Kürt kimliğinin kabulü ve sorun olarak kavranışı 1970’lerden itibaren tüm yaşamımı kuşatmıştı. Kişiliğimle ilgili ortaya çıkan tüm sorunları kimliğe bağlıyordum. Dolayısıyla Kürt kimliğini çözmedikçe, maddi ve manevi hiçbir sorunumu çözemeyeceğimi kavramış ve inanmıştım. Bundan sonra başlayan ideolojik ve örgütsel serüven bir nevi kendimi yeniden arayış öyküsüne dönüşmüştü. Kürt kimliğinin araştırılması ve çözüm çabaları bir anlamda da kendimi yeniden tanımlamam, çözmem ve toplumsallaştırmam demekti. Bu arayışlara ilişkin öykülere yer yer değindiğim için tekrarlamayacağım. Fakat öykülerin kısmen felsefi yorumları dikkat çekicidir. Kürt kültürünün kendini zihnime ve duygularıma net yansıtışı çok kısıtlı imkânları olan müzik yoluyla gerçekleşiyordu. Çocukluktan beri Kürtçe kılamları (ezgileri) dinlemiştim. Meryemxan, Cizrawi Kardeşler ilk elde duyulan seslerdi. Fakat Ankara koşullarında ilk defa Aram Tigran’ın sesini duymam farklı bir etki yaratmıştı. Çok sonraları yorumladığımda, Aram’ın Kürt gerçekliğine, özellikle Kürt halk gerçekliğine, onun hâkikatinin dile getirilişine çok daha yakın bir ses olduğu sonucuna varmıştım. Sanatın hâkikatin diğer bir açıklayıcı biçimi olduğunu bu nedenle kabul etmiştim. O sesin içeriğinde hem Kürt halk gerçekliğine bir çağrı vardı, hem de içerik olarak ‘umutsuz aşk’ dile geliyordu. Dolayısıyla yaşadığım gerçeklikle oldukça uyumluydu. Bir yandan ideolojik arayışlarla Kürt sorununu açıklamaya çalışırken, diğer yandan bunun müzikle takviye edilişi anlaşılır bir husustu. Müzik ve ideolojik arayış Kürt sorunu için artık el ele gidiyordu.

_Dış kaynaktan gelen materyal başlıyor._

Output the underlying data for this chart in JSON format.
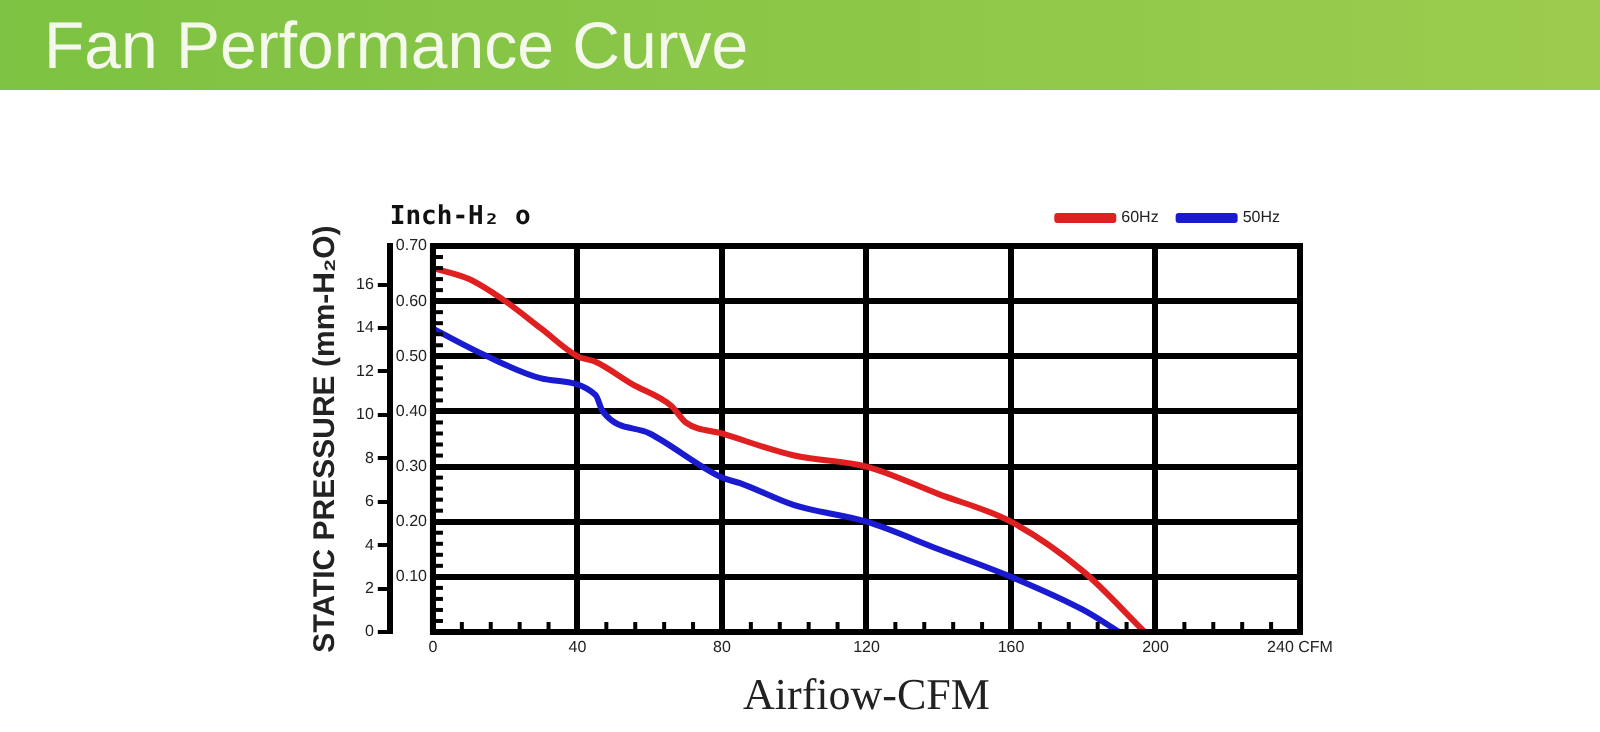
{
  "chart_data": {
    "type": "line",
    "title": "Fan Performance Curve",
    "xlabel": "Airfiow-CFM",
    "ylabel": "Inch-H₂ o",
    "y2label": "STATIC PRESSURE (mm-H₂O)",
    "xlim": [
      0,
      240
    ],
    "xticks": [
      0,
      40,
      80,
      120,
      160,
      200,
      {
        "value": 240,
        "label": "240 CFM"
      }
    ],
    "ylim": [
      0,
      0.7
    ],
    "yticks": [
      {
        "value": 0,
        "label": null
      },
      {
        "value": 0.1,
        "label": "0.10"
      },
      {
        "value": 0.2,
        "label": "0.20"
      },
      {
        "value": 0.3,
        "label": "0.30"
      },
      {
        "value": 0.4,
        "label": "0.40"
      },
      {
        "value": 0.5,
        "label": "0.50"
      },
      {
        "value": 0.6,
        "label": "0.60"
      },
      {
        "value": 0.7,
        "label": "0.70"
      }
    ],
    "y2lim": [
      0,
      17.78
    ],
    "y2ticks": [
      0,
      2,
      4,
      6,
      8,
      10,
      12,
      14,
      16
    ],
    "grid": true,
    "legend": "top right",
    "marker": "none",
    "line_style": "solid",
    "series": [
      {
        "name": "60Hz",
        "color": "#e02020",
        "x": [
          0,
          10,
          20,
          30,
          40,
          45,
          55,
          66,
          70,
          80,
          100,
          120,
          140,
          160,
          180,
          197
        ],
        "values": [
          0.66,
          0.64,
          0.6,
          0.55,
          0.5,
          0.49,
          0.45,
          0.41,
          0.38,
          0.36,
          0.32,
          0.3,
          0.25,
          0.2,
          0.11,
          0
        ]
      },
      {
        "name": "50Hz",
        "color": "#1a1ad0",
        "x": [
          0,
          15,
          30,
          45,
          47,
          60,
          80,
          85,
          100,
          120,
          140,
          160,
          180,
          190
        ],
        "values": [
          0.55,
          0.5,
          0.46,
          0.43,
          0.4,
          0.36,
          0.28,
          0.27,
          0.23,
          0.2,
          0.15,
          0.1,
          0.04,
          0
        ]
      }
    ]
  }
}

Kadına ilgim de bu yıllarda benzer biçimde gelişti. Doğal olarak her gencin bu ilk yıllarında yaşayabileceği tutkulu bağlanışlar benim için de söz konusu olabilirdi. Kadına biyolojik ve geleneksel yaklaşımdan oldukça uzaklaşmıştım, bu yönlü ilgim de uyanmamıştı. Kent koşullarında kendini yansıtan kadın modern görüntülüydü. Dikkatimi çekiyordu, ama Türk modernitesi gereği yetişmiş bir kıza yaklaşmam benim için Kaf Dağı kadar uzak bir olasılıktı. Ne bu gücü kendimde buluyordum, ne de elde etmek için bir uğraş içindeydim. Gözlemlediğim Kürt kökenli bazı kızlar bende aynı müzikte geçen umutsuz aşk öykülerini çağrıştırıyordu. Daha önce de belirttiğim gibi, bazı simalara ilişkin “Bu kızın soyu da özgür olmaya layık bir soy olmalı” deyişim Kürt gerçekliği ve sorunuyla yakından bağlantılıydı. Aram’ın müziği ne kadar Kürt gerçekliğinin ‘umutsuz vaka’ durumunu yansıtıyorsa, kızın simasında yakaladığım görüntü de Kürt gerçekliğinin yine o kadar umutsuz bir vaka olduğunu, ama eğer sınırlı bir namus anlayışım varsa, bu umutsuz vakanın, yani Kürt gerçekliğinin peşine düşmem gerektiğini ısrarla dayatıyordu. Anamın gözlemlediği halimle geleneksel tarzda kadınla olamayacağım anlaşılmıştı. Modernite kadını ise Türk olduğunda Kaf Dağı kadar uzak, Kürt olduğunda da umutsuz bir aşk görüntüsünde kendisini hissettiriyordu. Yanımdaki Kürt ve Türk gençlerinin kadına ilgisi bana ne ahlâki ne de estetik görünüyordu. Dolayısıyla onlara öykünüp bir kızla yakınlık kurmayı asla düşünmedim.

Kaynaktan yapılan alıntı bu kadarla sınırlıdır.